My younger brother, Mikhail, has me feeling a bit concerned. He’s recently become a father-to-be, which is no small amount of pressure at the age of 21. That in itself wouldn’t worry me, but he doesn’t seem to be coping that well, and his anxiety seems to be mounting as the pregnancy progresses.
I sort of wonder if he feels uncomfortable with expressing his apprehension. At that age, I’m sure I would have wanted to keep it under wraps, not realising that this is something that’s almost universally experienced as a significant life change, and one that can be stressful to boot. Mikhail is very smart, but I don’t think he’s had enough life experience to be comfortable with expressing vulnerability.
At the same time, not having kids myself, I don’t really feel qualified to advise – or at least, I suspect he’ll tune me out because I’m not an authority. This makes me wonder if the matter would be best approached by pointing him towards some counselling. Mornington people, do you have any recommendations on this?
I mean, it’s not that I think he’s on the precipice of a drastic breakdown. I just want him to be mentally stable and feeling good about the whole thing by the time the baby is born – preferably earlier, really. It just seems like the whole family situation is likely to be more resilient that way. I might not have had a baby myself, but I know how much strain they can put on relationships.

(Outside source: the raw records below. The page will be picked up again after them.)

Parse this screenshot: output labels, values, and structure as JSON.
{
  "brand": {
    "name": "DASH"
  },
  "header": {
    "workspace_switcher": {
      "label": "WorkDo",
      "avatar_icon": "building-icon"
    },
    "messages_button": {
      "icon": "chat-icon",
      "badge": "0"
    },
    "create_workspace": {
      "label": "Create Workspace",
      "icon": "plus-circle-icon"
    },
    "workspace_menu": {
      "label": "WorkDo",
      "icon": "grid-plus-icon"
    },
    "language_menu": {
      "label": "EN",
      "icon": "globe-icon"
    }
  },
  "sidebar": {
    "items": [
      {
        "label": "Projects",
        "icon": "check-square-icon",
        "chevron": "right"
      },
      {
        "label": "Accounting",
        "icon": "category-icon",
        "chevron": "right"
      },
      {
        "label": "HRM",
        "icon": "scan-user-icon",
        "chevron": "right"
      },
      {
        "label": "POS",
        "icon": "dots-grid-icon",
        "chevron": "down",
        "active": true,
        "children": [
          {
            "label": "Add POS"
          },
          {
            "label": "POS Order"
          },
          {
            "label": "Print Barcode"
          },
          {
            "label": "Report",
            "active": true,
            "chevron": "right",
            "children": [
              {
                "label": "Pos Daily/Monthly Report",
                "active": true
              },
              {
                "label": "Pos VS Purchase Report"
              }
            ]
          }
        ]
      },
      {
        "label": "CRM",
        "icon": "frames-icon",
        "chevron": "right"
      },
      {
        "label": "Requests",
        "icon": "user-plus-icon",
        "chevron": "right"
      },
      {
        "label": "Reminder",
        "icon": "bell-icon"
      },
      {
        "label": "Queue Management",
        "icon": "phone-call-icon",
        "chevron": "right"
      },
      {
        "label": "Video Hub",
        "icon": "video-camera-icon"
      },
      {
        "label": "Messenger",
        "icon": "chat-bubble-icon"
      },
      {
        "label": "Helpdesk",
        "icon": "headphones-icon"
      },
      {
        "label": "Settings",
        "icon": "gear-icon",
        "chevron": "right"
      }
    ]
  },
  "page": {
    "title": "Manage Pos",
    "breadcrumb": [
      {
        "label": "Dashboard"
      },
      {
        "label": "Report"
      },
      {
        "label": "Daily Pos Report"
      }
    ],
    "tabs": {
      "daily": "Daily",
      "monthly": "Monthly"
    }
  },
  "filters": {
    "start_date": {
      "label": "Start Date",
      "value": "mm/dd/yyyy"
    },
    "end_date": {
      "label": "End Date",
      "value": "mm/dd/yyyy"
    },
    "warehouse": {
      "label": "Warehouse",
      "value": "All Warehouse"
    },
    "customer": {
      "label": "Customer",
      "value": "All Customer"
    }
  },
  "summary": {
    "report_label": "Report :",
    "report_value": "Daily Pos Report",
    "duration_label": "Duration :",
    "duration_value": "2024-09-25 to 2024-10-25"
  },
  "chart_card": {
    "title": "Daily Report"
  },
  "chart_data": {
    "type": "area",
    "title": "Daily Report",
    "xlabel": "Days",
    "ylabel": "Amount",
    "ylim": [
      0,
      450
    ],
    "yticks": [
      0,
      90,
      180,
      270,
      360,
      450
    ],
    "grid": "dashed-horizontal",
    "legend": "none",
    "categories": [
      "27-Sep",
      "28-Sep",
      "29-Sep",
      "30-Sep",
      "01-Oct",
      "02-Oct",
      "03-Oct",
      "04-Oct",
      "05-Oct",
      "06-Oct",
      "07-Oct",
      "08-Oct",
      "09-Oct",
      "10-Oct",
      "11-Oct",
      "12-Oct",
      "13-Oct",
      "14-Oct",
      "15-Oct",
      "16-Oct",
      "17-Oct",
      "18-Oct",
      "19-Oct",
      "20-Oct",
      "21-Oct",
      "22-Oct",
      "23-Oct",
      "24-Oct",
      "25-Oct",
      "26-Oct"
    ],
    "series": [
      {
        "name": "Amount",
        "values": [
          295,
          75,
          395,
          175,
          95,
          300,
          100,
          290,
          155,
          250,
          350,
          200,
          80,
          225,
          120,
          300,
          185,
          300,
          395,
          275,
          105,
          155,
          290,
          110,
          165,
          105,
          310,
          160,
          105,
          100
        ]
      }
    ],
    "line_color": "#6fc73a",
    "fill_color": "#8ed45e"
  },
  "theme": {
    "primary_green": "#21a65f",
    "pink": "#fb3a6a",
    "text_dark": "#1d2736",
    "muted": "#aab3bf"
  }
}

One of my friends saw a Mornington psychiatrist by referral from her GP when, over a year after giving birth and having successfully sleep trained her bub, she was still having problems sleeping. She told me she hadn’t really wanted to do it, as she’d formed a belief that insomnia was a normal state to be in, even though her kid had started sleeping through the night. In the end, it was a very effective course of action for her
Maybe I’ll hit her up for the details of the centre and pass it onto Mikhail.